А это, во всяком случае, то, что Купер вполне понимал. Большую часть своей жизни он был простым потребителем — так почему, в конце концов, в ней что-то должно было поменяться?
— Пойдем уже, Купер, — возмутился Эшер, дергая новичка за рукав. — Колокола, ну ты и тормоз!
Человек с черной кожей — не коричневой, а действительно черной — склонился над лежащим ребенком, устремившим неприятно неподвижный взгляд в небо.
— ДавайЖеСаббиВставай, — причитал человек. Или же нет? Купер был слишком далеко, чтобы иметь возможность расслышать, да и к тому же губы чернокожего даже не шевелились. — СаббиСаббиПосмотриНаПапочку, — вновь услышал Купер, когда они поравнялись; черный человек был напуган.
Купер покосился на Эшера, чтобы понять, слышит ли он, но проводник, казалось, был совершенно невозмутим. Когда они проходили мимо, Купер вновь посмотрел на скорбящего мужчину, но тот не замечал окружающих, гладя сына по щекам черными, как уголь, пальцами.
— СаббиВернись! ПапочкаНеМожетБезТебя!
Не слышали ничего и другие прохожие. Купер точно бы понял, если бы они слышали, но делали вид, будто не замечают чужих страданий, поскольку каждый день сталкивался с таким поведением в Нью-Йорке. Нет, он единственный, кто слышал несказанные слова. Он, и только он.
— Эшер, — начал Купер, пытаясь понять, не сходит ли с ума, но тут они свернули за угол, оказавшись в заросшем бурьяном дворике.
Женщина с кожей цвета заката, одетая в потрепанное платье, стояла, прислонившись к стене, прижатая к ней мужчиной с крысиным лицом, глазами навыкате и трясущимися руками. Кудрявые волосы женщины были собраны в аккуратный пучок, но при этом их покрывал густой слой пыли — словно парик, извлеченный из коробки, где тот пролежал пару десятков лет.
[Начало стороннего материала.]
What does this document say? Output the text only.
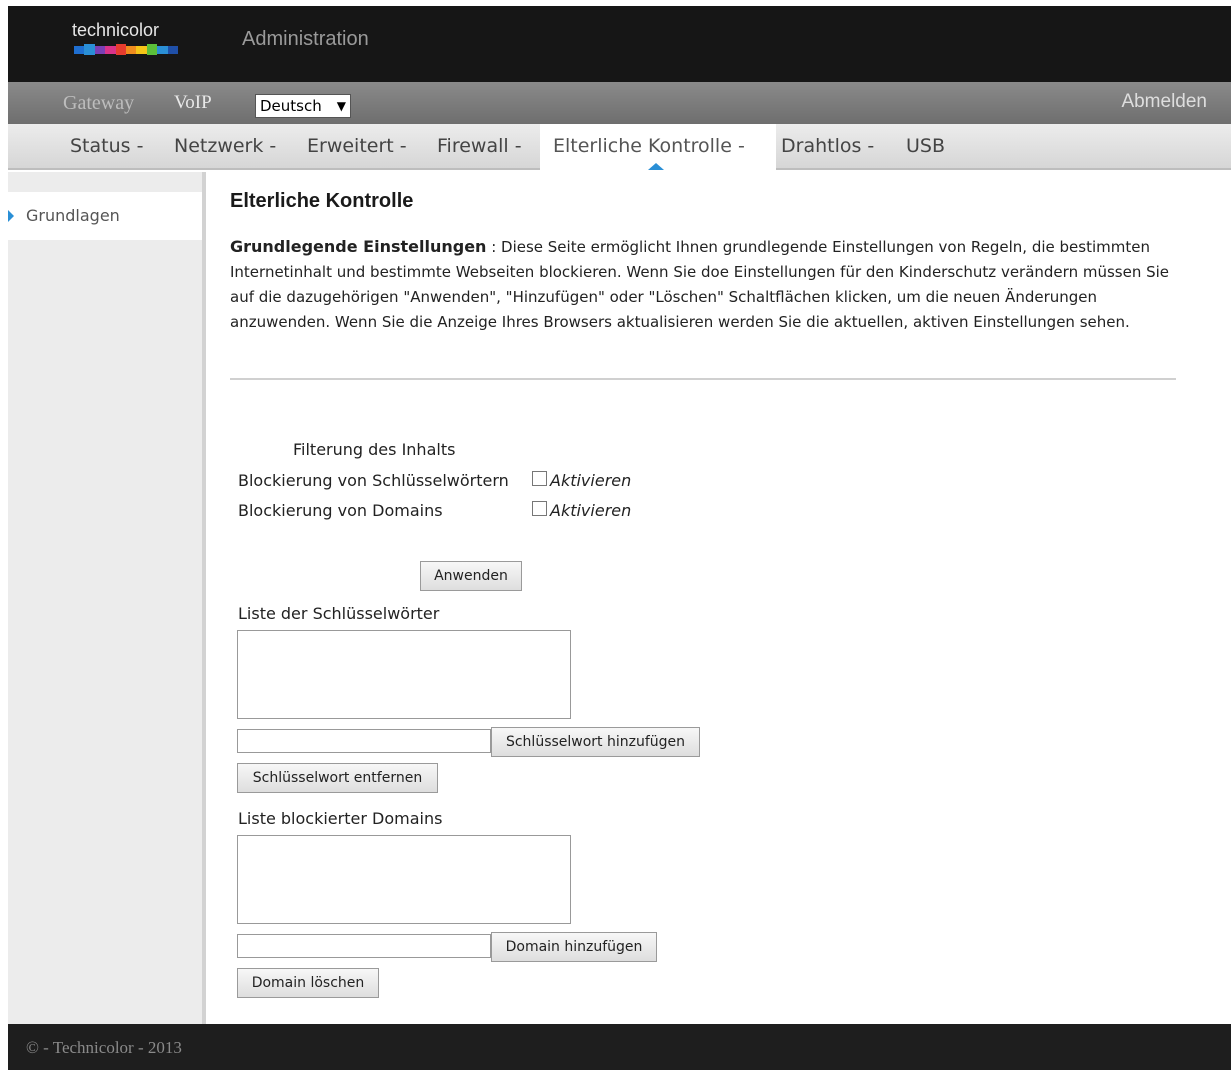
technicolor	Administration
Gateway VoIP	Deutsch ▼	Abmelden
Status - Netzwerk - Erweitert - Firewall - Elterliche Kontrolle - Drahtlos - USB
Grundlagen
Elterliche Kontrolle
Grundlegende Einstellungen : Diese Seite ermöglicht Ihnen grundlegende Einstellungen von Regeln, die bestimmten Internetinhalt und bestimmte Webseiten blockieren. Wenn Sie doe Einstellungen für den Kinderschutz verändern müssen Sie auf die dazugehörigen "Anwenden", "Hinzufügen" oder "Löschen" Schaltflächen klicken, um die neuen Änderungen anzuwenden. Wenn Sie die Anzeige Ihres Browsers aktualisieren werden Sie die aktuellen, aktiven Einstellungen sehen.
Filterung des Inhalts
Blockierung von Schlüsselwörtern	Aktivieren
Blockierung von Domains	Aktivieren
Anwenden
Liste der Schlüsselwörter
Schlüsselwort hinzufügen
Schlüsselwort entfernen
Liste blockierter Domains
Domain hinzufügen
Domain löschen
© - Technicolor - 2013
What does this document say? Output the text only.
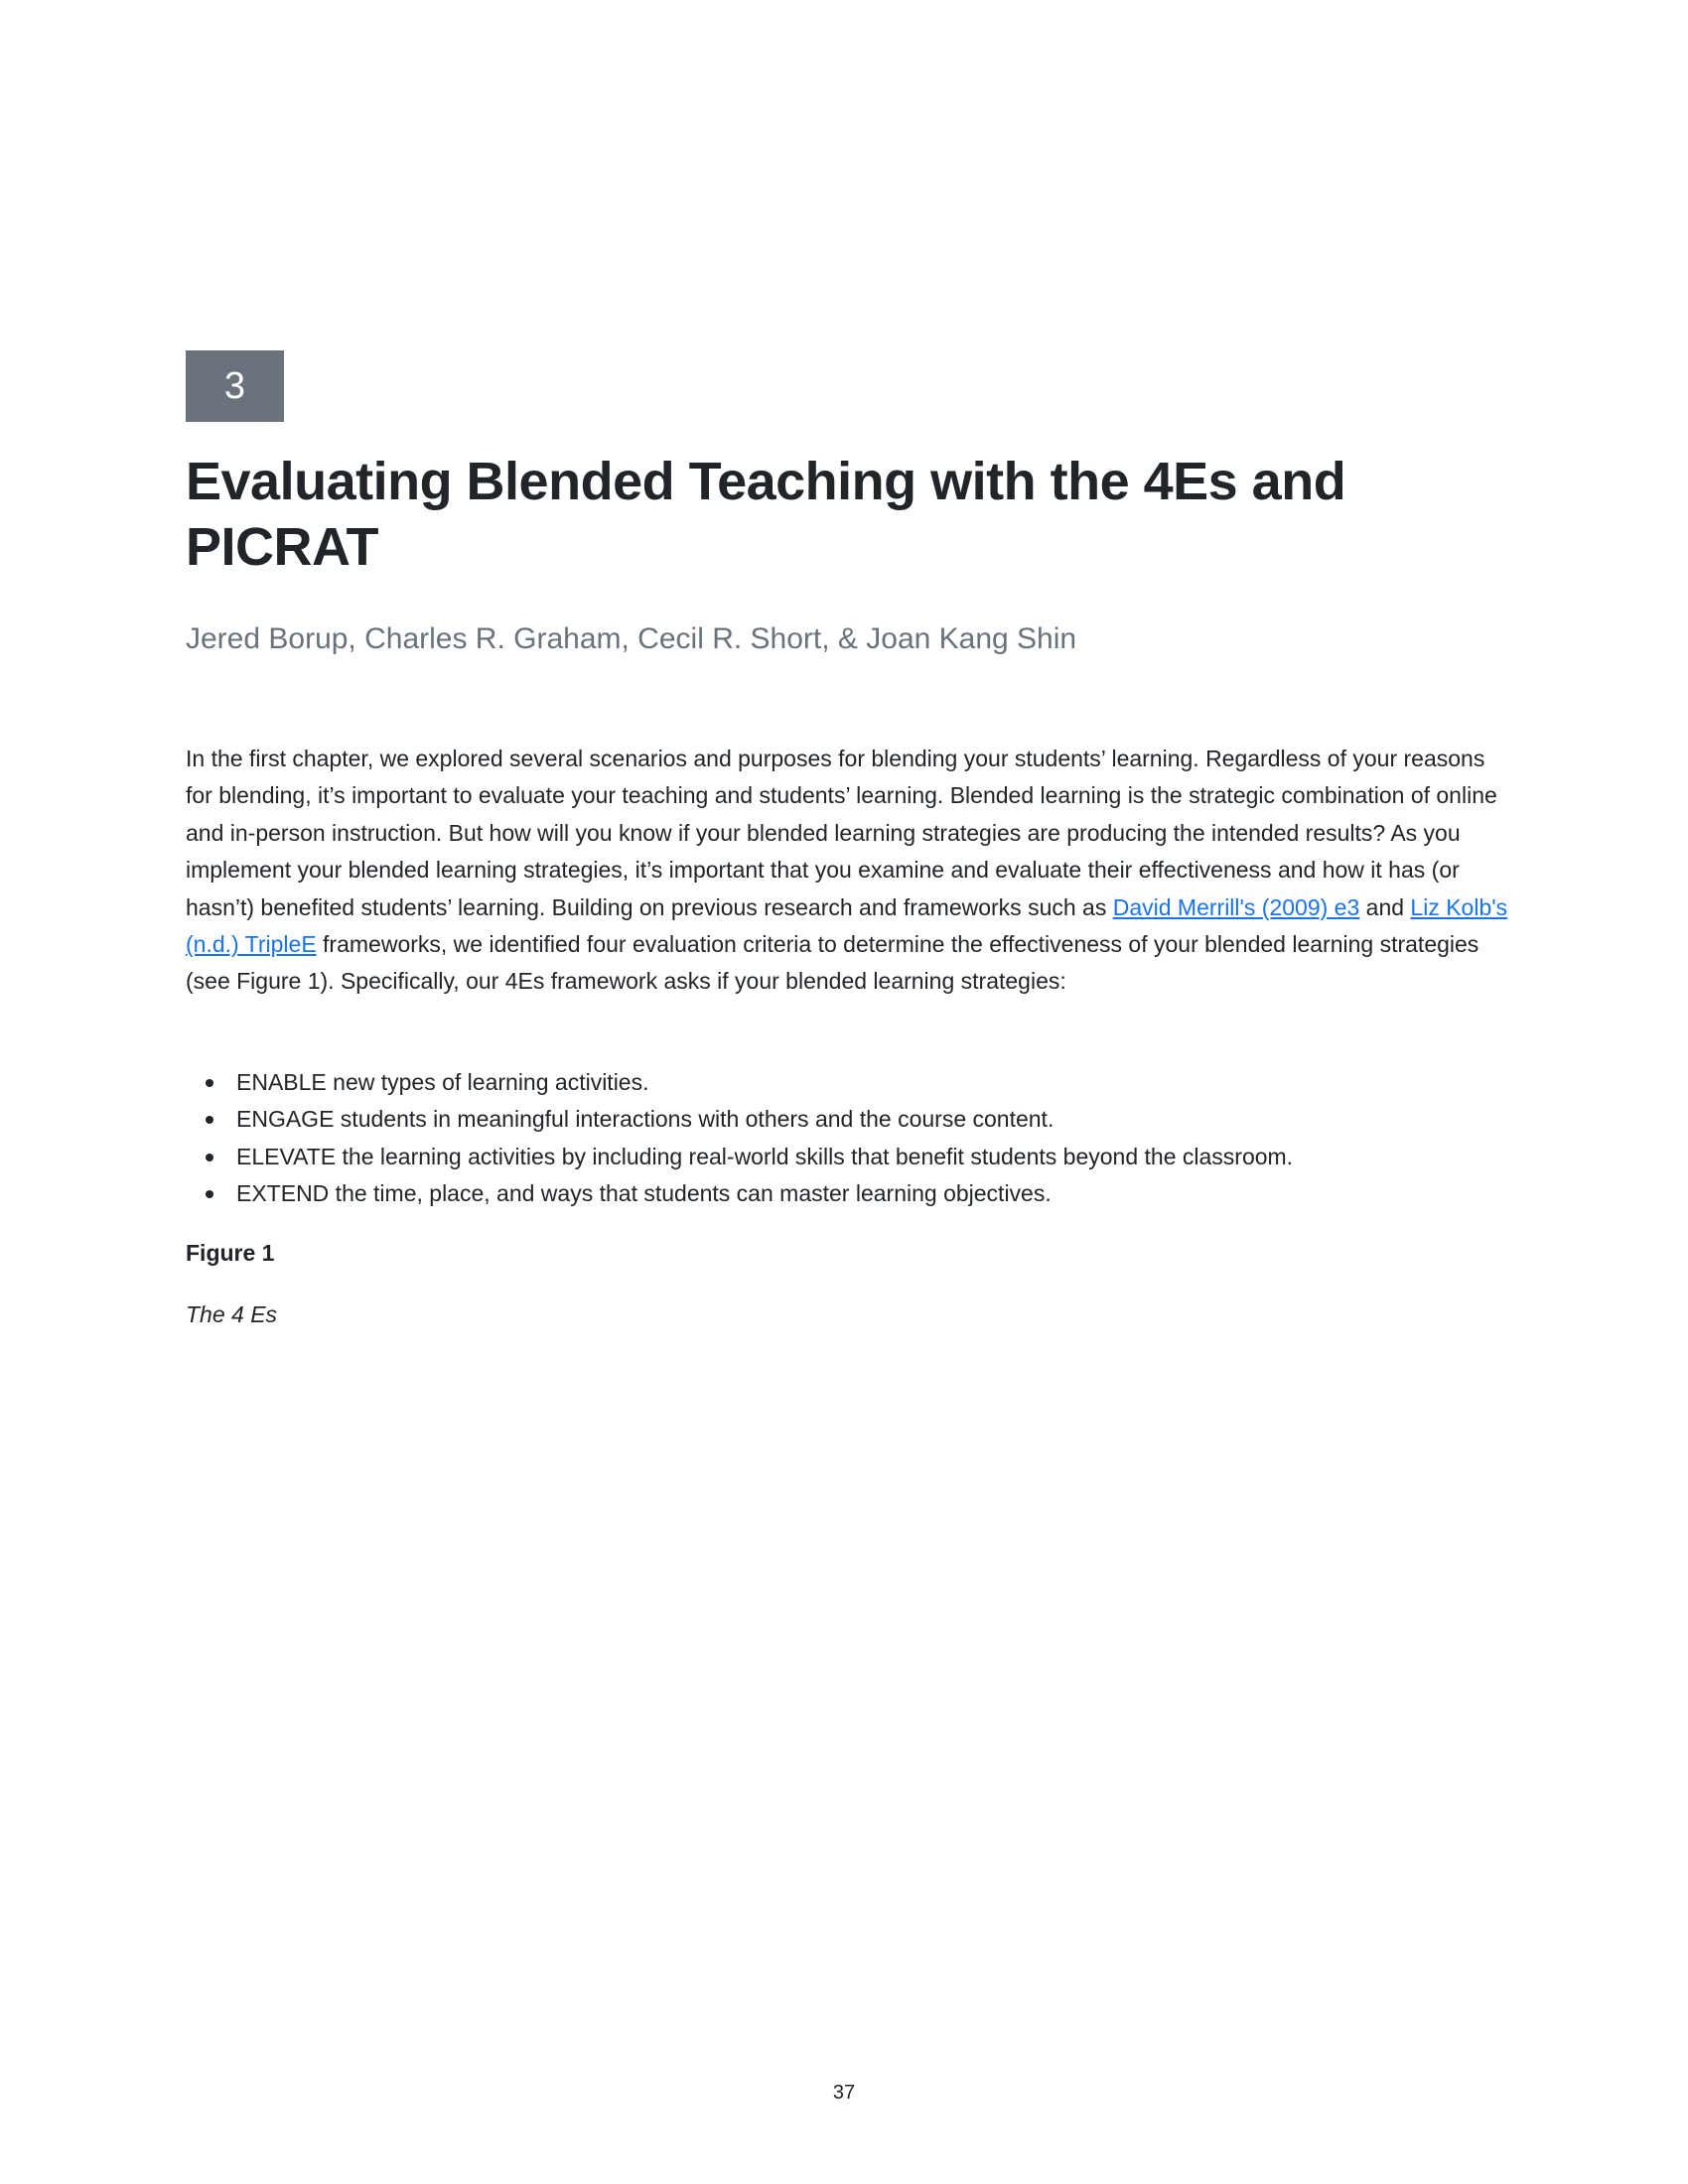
3
Evaluating Blended Teaching with the 4Es and PICRAT

Jered Borup, Charles R. Graham, Cecil R. Short, & Joan Kang Shin

In the first chapter, we explored several scenarios and purposes for blending your students’ learning. Regardless of your reasons for blending, it’s important to evaluate your teaching and students’ learning. Blended learning is the strategic combination of online and in-person instruction. But how will you know if your blended learning strategies are producing the intended results? As you implement your blended learning strategies, it’s important that you examine and evaluate their effectiveness and how it has (or hasn’t) benefited students’ learning. Building on previous research and frameworks such as David Merrill's (2009) e3 and Liz Kolb's (n.d.) TripleE frameworks, we identified four evaluation criteria to determine the effectiveness of your blended learning strategies (see Figure 1). Specifically, our 4Es framework asks if your blended learning strategies:

ENABLE new types of learning activities.
ENGAGE students in meaningful interactions with others and the course content.
ELEVATE the learning activities by including real-world skills that benefit students beyond the classroom.
EXTEND the time, place, and ways that students can master learning objectives.

Figure 1

The 4 Es

37
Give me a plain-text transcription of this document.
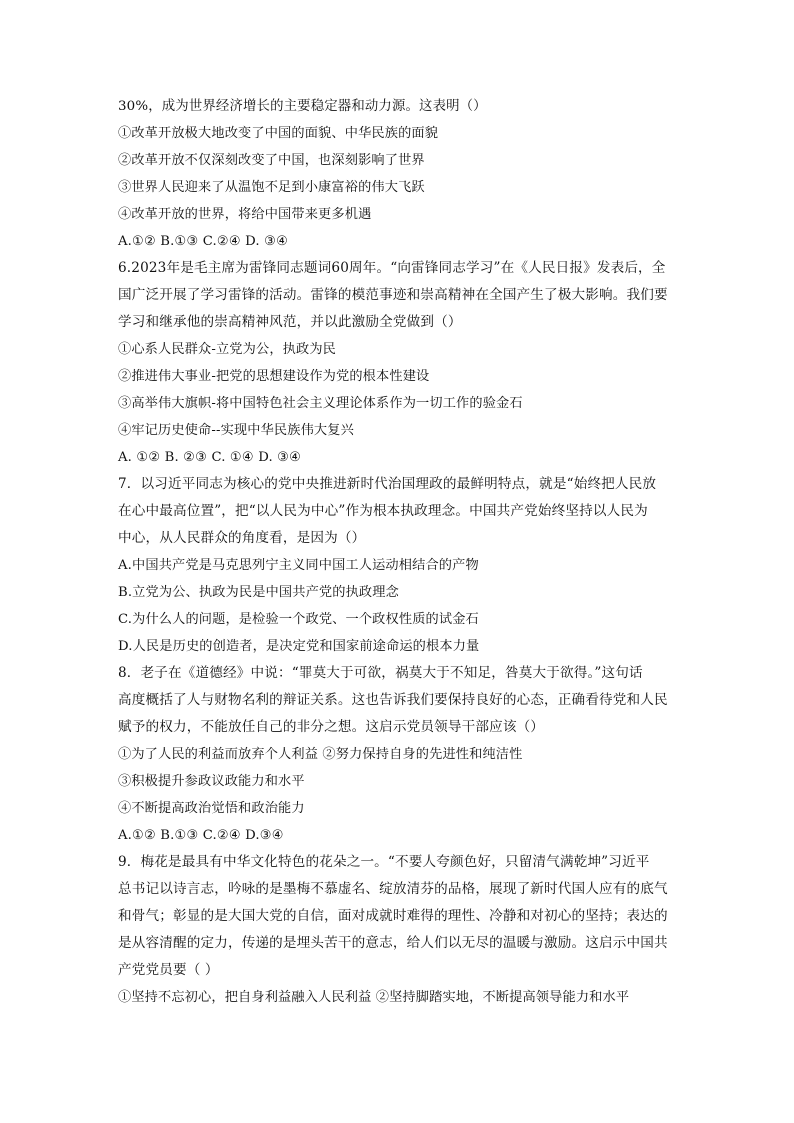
30%，成为世界经济增长的主要稳定器和动力源。这表明（）
①改革开放极大地改变了中国的面貌、中华民族的面貌
②改革开放不仅深刻改变了中国，也深刻影响了世界
③世界人民迎来了从温饱不足到小康富裕的伟大飞跃
④改革开放的世界，将给中国带来更多机遇
A.①② B.①③ C.②④ D. ③④
6.2023年是毛主席为雷锋同志题词60周年。“向雷锋同志学习”在《人民日报》发表后，全
国广泛开展了学习雷锋的活动。雷锋的模范事迹和崇高精神在全国产生了极大影响。我们要
学习和继承他的崇高精神风范，并以此激励全党做到（）
①心系人民群众-立党为公，执政为民
②推进伟大事业-把党的思想建设作为党的根本性建设
③高举伟大旗帜-将中国特色社会主义理论体系作为一切工作的验金石
④牢记历史使命--实现中华民族伟大复兴
A. ①② B. ②③ C. ①④ D. ③④
7．以习近平同志为核心的党中央推进新时代治国理政的最鲜明特点，就是“始终把人民放
在心中最高位置”，把“以人民为中心”作为根本执政理念。中国共产党始终坚持以人民为
中心，从人民群众的角度看，是因为（）
A.中国共产党是马克思列宁主义同中国工人运动相结合的产物
B.立党为公、执政为民是中国共产党的执政理念
C.为什么人的问题，是检验一个政党、一个政权性质的试金石
D.人民是历史的创造者，是决定党和国家前途命运的根本力量
8．老子在《道德经》中说：“罪莫大于可欲，祸莫大于不知足，咎莫大于欲得。”这句话
高度概括了人与财物名利的辩证关系。这也告诉我们要保持良好的心态，正确看待党和人民
赋予的权力，不能放任自己的非分之想。这启示党员领导干部应该（）
①为了人民的利益而放弃个人利益 ②努力保持自身的先进性和纯洁性
③积极提升参政议政能力和水平
④不断提高政治觉悟和政治能力
A.①② B.①③ C.②④ D.③④
9．梅花是最具有中华文化特色的花朵之一。“不要人夸颜色好，只留清气满乾坤”习近平
总书记以诗言志，吟咏的是墨梅不慕虚名、绽放清芬的品格，展现了新时代国人应有的底气
和骨气；彰显的是大国大党的自信，面对成就时难得的理性、冷静和对初心的坚持；表达的
是从容清醒的定力，传递的是埋头苦干的意志，给人们以无尽的温暖与激励。这启示中国共
产党党员要（ ）
①坚持不忘初心，把自身利益融入人民利益 ②坚持脚踏实地，不断提高领导能力和水平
Что-то заставило Купера остановиться на полушаге. Эшер раздраженно оглянулся, но Купер просто застыл, в ужасе глядя на женщину и ее собеседника.
Ее печальное лицо покрывала яркая косметика, призванная скрыть истину, и всякий раз, как коротышка что-то говорил, она смеялась, точно школьница, сверкая улыбкой, не затрагивавшей ее глаз. Мужчина положил руку на ее грудь, и женщина сама прижала ее сильнее, прошептала что-то ободряющее. Он же, продолжая говорить, мягко провел пальцем по ее шее. Женщина облизала губы и прижалась к нему, но про себя она кричала. Купер знал это, потому что слышал.
— НетНетПожалуйстаТолькоНеСнова, — вот что он слышал. Это были неизреченные слова. Слова ужаса. — НетНетХватитЯНеМогуДышатьНеМогуДышатъУбейМеняПрошуУбейМеня. УбейДоКонца. ИПустьВЭтотРазВсеЗакончится. ПустьВсеЗакончитсяЯНеВынесуЕсли СноваПроснусь.
— Стой! — закричал Купер, срываясь с места. — Стой! Эшер, помоги, он собирается ее убить!
Эшер разразился лающим смехом и поймал Купера за руку.
— Разумеется, именно это он и собирается сделать. — Извиняясь, он помахал женщине и похожему на крысу коротышке. — Прошу, не обращайте на нас внимания.
Затем Эшер рывком притянул Купера к себе и прорычал:
— Никогда так больше не делай. У тебя не только нет никакого представления о наших обычаях, но еще и морального права вмешиваться в них. А еще твое поведение плохо скажется на моей репутации.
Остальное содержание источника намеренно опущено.